Un matto vicino al confine, un vecchio rifugiato sentimentale. Io sono colui che aspetta la fine. Granello in un oceano di sale. trigpim

martedì 21 febbraio 2012

Orco

La bettola, di insegna perennemente fulminata, offre riparo ad individui decisamente poco raccomandabili.
Il Branco si fa strada fra i tavoli di legno marcio, sedie piegate sotto il peso di sederi rigonfi e maleodoranti. L'aria che si respira, in generale, non è delle migliori.
Sono solo dei ragazzini. Le mani dell'oste, sostenendo un mento non rasato da giorni (occhi fissi su omini bicolori dentro schermo impolverato, alias partita di calcio), rivelano scarso interesse (Egli sa che la campana non suona più da generazioni, non si chiede in ogni caso il motivo di quella visita).
Trovano l'Orco al tavolo di navata laterale, il tetto a cupola ormai crollato. Marmo, pietra e legno malmontati, uno scranno un tempo ricoperto d'oro, oramai persiste per pura Fede alle intemperie dei tarli, sormontato da carne anch'essa poco chiara, in un corpo che in passato forse sarebbe potuto essere umano. Ma solo perchè i ragazzi fungono da specchio.
Il viso butterato di cicatrici e foruncoli e un grosso naso deforme. Lo chiamano Orco dall'inizio dei tempi: ha un sorriso sghembo alla vista di piccoli propropro...propronipoti.
La sua stazza sovrasta notevolmente persino Orso, e il ragazzo non è certo un fuscello. 
Servi minuti trasportano continuamente vassoi stracolmi delle pietanze più ripugnanti, dall'aspetto solo lontanamente commestibile. Dama ci scommette la sua collezione di penne che quel pesce è andato a male da mesi. L'uomo divora ogni cosa ugualmente, deglutendo a stento, cibandosi di quelle carni putrefatte, oleose, grondanti di umori, con avidità. Se ne compiace, degli sguardi e del suo pasto. Il ventre gonfio di alcol, fermentato all'inverosimile, trasborda da sotto il tavolo come un sacco: dal suo interno provengono mugolii strani, giurano di aver visto qualcosa muoversi, una scia, come un'ombra di squalo nel mare.
Tentacoli e dita, afferrano quella che sembra una fetta di carne cruda sgocciolante sangue sugoso; la ingoia con annessa una mosca ignara ma pare che qualcosa non sia andata per il verso giusto.
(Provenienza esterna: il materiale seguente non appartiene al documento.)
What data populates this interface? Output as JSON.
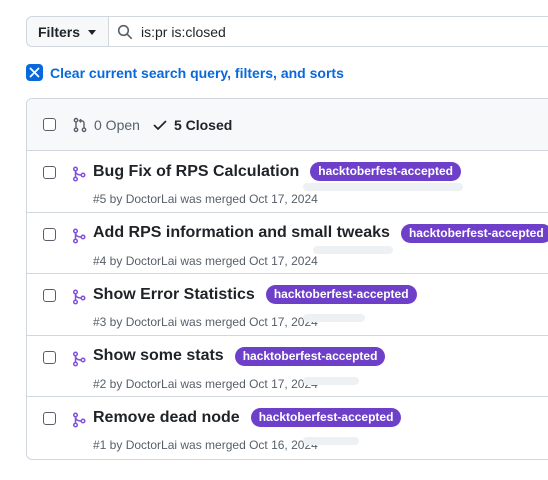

Il rigurgito verdastro rivela un miscuglio di coralli ed esche vive, insetti delle carogne, tributi all'inferno, piccoli diavoli saltellanti, un boccale d'oro ed una corona di platino. La bocca spalancata è a dir poco enorme: rivela una fila di denti neri come la pece, alcuni mancanti, i più in pezzi, ma sempre aguzzi. 
Si concentra sui ragazzini, accenna un sorriso ma...non può smettere di mangiare. Afferra al volo uno dei serventi, gli strepitii non servono a nulla: la carne si spezza sotto le massicce mascelle, rivelano piccole ossa e muscoletti rosacei. Spreme la testolina fra due dita, le cervella colano sulle unghie sporche: succhia il tutto con ingordigia. 
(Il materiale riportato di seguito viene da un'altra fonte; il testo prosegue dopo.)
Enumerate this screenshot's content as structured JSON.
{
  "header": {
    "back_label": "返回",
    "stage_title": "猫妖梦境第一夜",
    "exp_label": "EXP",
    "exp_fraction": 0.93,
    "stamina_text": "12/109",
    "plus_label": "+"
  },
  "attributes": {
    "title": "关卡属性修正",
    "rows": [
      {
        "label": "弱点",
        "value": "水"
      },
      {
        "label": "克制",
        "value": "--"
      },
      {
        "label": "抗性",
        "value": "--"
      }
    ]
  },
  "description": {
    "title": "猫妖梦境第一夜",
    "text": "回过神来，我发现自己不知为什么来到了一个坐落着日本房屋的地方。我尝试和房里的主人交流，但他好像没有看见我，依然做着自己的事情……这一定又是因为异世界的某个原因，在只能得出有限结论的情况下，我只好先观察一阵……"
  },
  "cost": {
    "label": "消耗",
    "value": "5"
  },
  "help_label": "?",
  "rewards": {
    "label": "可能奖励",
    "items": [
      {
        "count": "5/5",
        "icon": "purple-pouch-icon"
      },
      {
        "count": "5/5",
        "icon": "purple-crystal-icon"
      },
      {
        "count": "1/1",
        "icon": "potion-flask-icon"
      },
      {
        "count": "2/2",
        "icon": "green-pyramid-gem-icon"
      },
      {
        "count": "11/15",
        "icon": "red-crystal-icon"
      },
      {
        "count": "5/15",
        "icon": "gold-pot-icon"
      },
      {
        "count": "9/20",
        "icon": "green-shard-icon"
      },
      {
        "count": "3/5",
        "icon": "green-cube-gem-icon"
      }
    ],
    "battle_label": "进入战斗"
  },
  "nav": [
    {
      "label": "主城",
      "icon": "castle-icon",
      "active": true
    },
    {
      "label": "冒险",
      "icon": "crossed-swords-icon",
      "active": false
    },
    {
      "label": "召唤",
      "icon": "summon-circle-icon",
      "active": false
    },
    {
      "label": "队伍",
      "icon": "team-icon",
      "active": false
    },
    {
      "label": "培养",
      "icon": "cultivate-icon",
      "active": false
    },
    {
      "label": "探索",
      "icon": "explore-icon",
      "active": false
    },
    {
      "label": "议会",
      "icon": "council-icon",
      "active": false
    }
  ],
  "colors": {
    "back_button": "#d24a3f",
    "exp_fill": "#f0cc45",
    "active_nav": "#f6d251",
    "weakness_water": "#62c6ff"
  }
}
Non si riconosce più. Ha dimenticato tutto del creare, del donare, del distruggere. Ora decade nella polvere del suo giardino di rottami e lerciume.
Libra esce un fazzolettino dalla tasca e raccatta con un certo senso la corona dalla poltiglia di succhi gastrici ancora non digerita.
Non salutano, non chiedono venia, non si inchinano di fronte l'altare.